Acabamos por ter de dizer não a muito mais coisas do que conseguimos dizer sim, porque acreditamos que, para ter um impacto descomunal nas poucas áreas que estamos a fazer em grande escala, temos de nos concentrar e ser disciplinados. Essa é provavelmente a parte mais difícil do trabalho. Recebo coisas que quero fazer todos os dias na minha caixa de entrada de pessoas que estão realmente sofrendo ao redor do mundo. Sei que temos de manter o foco se quisermos realmente tirar mil milhões de pessoas da pobreza energética, por exemplo. Nós apenas fazemos o nosso melhor para fazer o que é certo e de uma forma que produza os melhores resultados.

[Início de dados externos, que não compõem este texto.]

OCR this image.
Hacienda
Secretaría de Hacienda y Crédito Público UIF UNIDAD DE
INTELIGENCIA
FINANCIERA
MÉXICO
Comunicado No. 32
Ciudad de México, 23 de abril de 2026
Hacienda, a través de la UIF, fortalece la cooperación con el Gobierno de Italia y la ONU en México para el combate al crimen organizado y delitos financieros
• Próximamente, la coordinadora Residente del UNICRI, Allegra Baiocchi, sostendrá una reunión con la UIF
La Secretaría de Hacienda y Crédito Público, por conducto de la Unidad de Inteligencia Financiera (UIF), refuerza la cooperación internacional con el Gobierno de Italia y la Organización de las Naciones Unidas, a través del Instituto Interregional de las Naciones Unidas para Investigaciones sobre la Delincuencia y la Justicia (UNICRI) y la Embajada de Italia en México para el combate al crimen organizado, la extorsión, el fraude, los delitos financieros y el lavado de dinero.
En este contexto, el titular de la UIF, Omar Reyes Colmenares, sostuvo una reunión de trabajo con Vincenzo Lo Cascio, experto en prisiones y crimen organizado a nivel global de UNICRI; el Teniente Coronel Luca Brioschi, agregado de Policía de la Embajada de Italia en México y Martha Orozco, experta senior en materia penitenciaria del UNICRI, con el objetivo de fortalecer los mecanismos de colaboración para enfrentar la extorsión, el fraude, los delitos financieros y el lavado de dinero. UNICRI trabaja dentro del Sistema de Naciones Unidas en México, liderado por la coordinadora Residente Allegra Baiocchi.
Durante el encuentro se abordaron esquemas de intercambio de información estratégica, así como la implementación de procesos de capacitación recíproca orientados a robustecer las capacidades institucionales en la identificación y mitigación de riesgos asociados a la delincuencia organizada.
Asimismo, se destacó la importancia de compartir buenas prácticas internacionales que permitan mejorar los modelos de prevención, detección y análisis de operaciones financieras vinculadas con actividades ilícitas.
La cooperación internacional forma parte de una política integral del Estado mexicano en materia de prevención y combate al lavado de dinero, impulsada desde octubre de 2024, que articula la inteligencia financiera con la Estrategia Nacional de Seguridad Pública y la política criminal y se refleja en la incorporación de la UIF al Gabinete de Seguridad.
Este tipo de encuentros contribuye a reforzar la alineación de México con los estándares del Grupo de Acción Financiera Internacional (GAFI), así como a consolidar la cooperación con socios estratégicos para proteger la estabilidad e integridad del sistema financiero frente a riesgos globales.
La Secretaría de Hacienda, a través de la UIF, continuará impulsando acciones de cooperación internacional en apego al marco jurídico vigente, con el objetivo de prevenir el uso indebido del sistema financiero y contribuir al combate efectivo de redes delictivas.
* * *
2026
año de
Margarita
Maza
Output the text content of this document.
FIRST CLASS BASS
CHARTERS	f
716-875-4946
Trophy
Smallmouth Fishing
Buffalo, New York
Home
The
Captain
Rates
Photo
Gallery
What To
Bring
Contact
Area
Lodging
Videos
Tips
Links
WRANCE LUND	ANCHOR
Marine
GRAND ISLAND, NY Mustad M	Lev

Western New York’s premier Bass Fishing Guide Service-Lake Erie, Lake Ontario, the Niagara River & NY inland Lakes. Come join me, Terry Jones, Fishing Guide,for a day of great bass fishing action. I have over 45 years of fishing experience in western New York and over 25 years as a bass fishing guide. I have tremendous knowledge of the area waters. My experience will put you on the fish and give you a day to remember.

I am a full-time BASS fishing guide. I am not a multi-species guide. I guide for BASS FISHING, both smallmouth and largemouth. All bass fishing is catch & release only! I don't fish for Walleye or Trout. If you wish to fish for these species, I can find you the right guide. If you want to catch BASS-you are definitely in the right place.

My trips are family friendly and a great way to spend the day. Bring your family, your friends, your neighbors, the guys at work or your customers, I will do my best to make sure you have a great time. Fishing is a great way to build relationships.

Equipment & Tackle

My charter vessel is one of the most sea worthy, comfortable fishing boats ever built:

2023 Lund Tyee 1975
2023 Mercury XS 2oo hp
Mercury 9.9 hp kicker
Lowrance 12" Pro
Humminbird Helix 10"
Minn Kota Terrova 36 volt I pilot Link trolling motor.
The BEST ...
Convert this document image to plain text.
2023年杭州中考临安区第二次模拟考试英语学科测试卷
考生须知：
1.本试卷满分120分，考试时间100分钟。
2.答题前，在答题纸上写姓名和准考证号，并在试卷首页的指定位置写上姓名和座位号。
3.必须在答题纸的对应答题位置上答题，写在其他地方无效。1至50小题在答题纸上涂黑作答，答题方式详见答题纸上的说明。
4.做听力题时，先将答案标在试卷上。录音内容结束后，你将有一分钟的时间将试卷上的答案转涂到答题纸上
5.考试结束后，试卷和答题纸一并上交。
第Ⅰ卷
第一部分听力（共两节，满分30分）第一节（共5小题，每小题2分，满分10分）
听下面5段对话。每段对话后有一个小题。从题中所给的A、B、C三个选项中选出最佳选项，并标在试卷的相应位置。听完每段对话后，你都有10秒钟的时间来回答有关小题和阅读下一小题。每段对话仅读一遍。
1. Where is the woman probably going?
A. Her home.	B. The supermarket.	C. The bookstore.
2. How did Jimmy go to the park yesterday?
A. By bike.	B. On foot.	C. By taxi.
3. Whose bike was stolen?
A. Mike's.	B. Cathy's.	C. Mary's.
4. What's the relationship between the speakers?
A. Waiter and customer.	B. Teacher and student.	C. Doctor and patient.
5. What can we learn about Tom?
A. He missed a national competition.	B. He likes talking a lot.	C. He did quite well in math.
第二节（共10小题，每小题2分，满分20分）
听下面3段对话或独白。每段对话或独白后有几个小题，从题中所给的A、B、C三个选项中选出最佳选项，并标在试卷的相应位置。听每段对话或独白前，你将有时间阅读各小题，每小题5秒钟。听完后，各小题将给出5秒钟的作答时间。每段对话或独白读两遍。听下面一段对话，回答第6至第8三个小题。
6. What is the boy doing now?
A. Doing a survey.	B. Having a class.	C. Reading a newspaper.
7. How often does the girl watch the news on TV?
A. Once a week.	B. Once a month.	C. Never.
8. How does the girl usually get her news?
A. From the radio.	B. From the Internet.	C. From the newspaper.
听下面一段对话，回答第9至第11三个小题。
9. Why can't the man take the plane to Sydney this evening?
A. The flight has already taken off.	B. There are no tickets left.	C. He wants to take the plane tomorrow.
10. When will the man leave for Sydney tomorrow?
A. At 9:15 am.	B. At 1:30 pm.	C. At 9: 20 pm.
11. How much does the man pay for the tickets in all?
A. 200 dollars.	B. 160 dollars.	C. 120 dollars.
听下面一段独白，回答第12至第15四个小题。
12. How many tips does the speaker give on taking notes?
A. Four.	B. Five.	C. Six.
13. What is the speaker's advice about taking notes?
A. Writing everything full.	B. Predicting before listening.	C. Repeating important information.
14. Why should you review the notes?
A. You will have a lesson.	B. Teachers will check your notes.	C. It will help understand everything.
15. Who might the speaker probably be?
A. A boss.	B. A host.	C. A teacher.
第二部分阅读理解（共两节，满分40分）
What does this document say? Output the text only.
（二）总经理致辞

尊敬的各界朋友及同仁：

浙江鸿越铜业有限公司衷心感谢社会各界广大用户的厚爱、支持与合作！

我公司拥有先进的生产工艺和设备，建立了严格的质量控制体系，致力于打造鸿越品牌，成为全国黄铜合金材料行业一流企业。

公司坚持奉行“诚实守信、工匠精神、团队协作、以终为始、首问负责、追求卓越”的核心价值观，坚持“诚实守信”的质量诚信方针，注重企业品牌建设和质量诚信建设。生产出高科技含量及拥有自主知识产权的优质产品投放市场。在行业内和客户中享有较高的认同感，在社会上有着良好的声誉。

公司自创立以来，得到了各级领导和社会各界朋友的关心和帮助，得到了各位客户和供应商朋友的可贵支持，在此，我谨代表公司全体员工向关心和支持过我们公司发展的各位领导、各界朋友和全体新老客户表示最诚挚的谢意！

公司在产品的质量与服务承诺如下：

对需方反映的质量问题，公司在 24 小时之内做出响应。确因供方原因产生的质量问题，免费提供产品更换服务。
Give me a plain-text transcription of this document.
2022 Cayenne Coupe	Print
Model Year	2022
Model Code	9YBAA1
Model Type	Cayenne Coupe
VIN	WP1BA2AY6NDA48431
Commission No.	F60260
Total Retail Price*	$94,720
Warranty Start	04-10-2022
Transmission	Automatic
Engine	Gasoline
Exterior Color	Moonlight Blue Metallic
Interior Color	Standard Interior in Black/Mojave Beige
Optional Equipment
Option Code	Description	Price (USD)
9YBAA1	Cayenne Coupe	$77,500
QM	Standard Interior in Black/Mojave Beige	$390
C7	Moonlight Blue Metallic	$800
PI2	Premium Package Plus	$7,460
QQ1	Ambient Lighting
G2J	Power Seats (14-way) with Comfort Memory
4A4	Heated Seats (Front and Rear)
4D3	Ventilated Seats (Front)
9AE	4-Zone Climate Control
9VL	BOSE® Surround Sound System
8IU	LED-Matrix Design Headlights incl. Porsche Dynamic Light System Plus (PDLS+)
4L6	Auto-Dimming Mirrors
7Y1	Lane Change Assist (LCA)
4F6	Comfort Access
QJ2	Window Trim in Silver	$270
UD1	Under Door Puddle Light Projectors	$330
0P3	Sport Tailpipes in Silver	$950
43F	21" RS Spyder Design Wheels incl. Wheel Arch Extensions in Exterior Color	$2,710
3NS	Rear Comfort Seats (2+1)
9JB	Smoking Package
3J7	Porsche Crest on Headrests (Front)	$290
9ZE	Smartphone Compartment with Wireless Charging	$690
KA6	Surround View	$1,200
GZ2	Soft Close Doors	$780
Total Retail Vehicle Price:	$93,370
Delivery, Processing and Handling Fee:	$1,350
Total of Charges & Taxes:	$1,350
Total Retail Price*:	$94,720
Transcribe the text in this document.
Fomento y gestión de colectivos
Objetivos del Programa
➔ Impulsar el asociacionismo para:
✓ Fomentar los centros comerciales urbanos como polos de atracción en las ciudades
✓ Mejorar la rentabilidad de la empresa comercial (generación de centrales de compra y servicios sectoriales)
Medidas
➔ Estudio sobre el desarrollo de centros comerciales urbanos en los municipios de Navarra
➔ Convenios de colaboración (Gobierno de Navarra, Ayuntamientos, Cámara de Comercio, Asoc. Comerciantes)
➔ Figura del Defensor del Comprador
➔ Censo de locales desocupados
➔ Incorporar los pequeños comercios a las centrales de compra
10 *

Você escreve sobre seus filhos. A cada poucos capítulos, havia outra criança!

Isso é verdade.

O que você acha do equilíbrio entre vida profissional e pessoal com essas funções incrivelmente exigentes ao longo dos anos?

Não sei se acerto no dia a dia, mas Shivam (Mallick Shah) e eu tomamos a decisão há muito tempo de que tentaríamos ter carreiras voltadas para o serviço, e que era importante para nós incluir nossos filhos nessa missão conforme apropriado. Tentei levar cada criança de uma certa idade para uma visita para ver um pouco do nosso trabalho. Isso é verdade quer eu estivesse em Gates, na USAID ou em Rockefeller. Sinto que é importante que os jovens, em particular, compreendam como o mundo realmente é para milhares de milhões de pessoas e sejam expostos a isso, além de todas as coisas excitantes a que são expostos, sendo bastante afortunados por terem crescido aqui nos Estados Unidos. Fora isso, é difícil porque todo mundo está muito ocupado.

Espero que as crianças leiam o livro.

Eu também espero. Todos indicaram que sim. Veremos.